Online hate speech, particularly over microblogging platforms like Twitter, has emerged as arguably the most severe issue of the past decade. Several countries have reported a steep rise in hate crimes infuriated by malicious hate campaigns. While the detection of hate speech is one of the emerging research areas, the generation and spread of topic-dependent hate in the information network remain under-explored. In this work, we focus on exploring user behaviour, which triggers the genesis of hate speech on Twitter and how it diffuses via retweets. We crawl a large-scale dataset of tweets, retweets, user activity history, and follower networks, comprising over 161 million tweets from more than $41$ million unique users. We also collect over 600k contemporary news articles published online. We characterize different signals of information that govern these dynamics. Our analyses differentiate the diffusion dynamics in the presence of hate from usual information diffusion. This motivates us to formulate the modelling problem in a topic-aware setting with real-world knowledge.
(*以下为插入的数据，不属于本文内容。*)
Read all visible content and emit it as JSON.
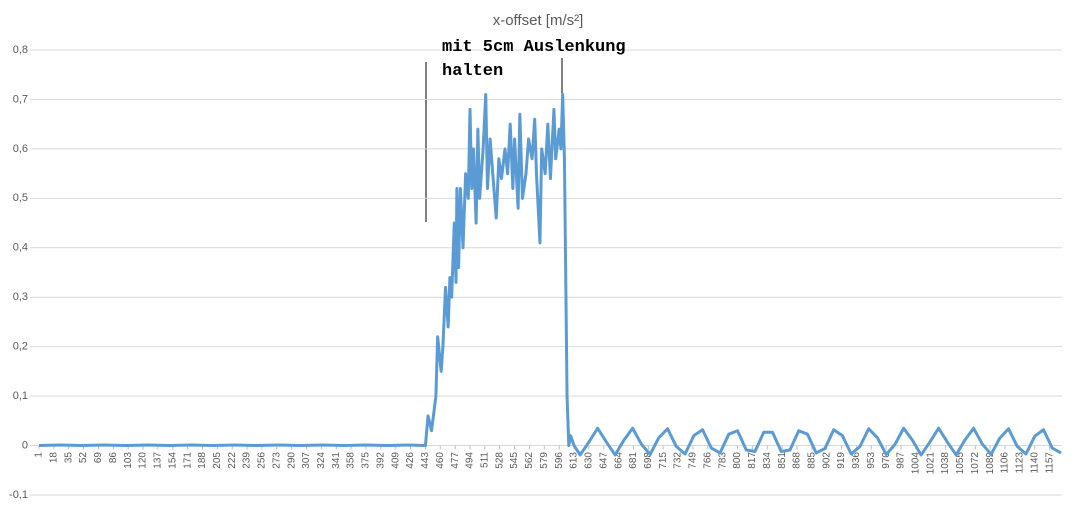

For predicting the initiation of hate speech for any given hashtag, we propose multiple feature-rich models, with the best performing one achieving a macro F1 score of 0.65. Meanwhile, to predict the retweet dynamics on Twitter, we propose RETINA, a novel neural architecture that incorporates exogenous influence using scaled dot-product attention. RETINA achieves a macro F1-score of 0.85, outperforming multiple state-of-the-art models. Our analysis reveals the superlative power of RETINA to predict the retweet dynamics of hateful content compared to the existing diffusion models.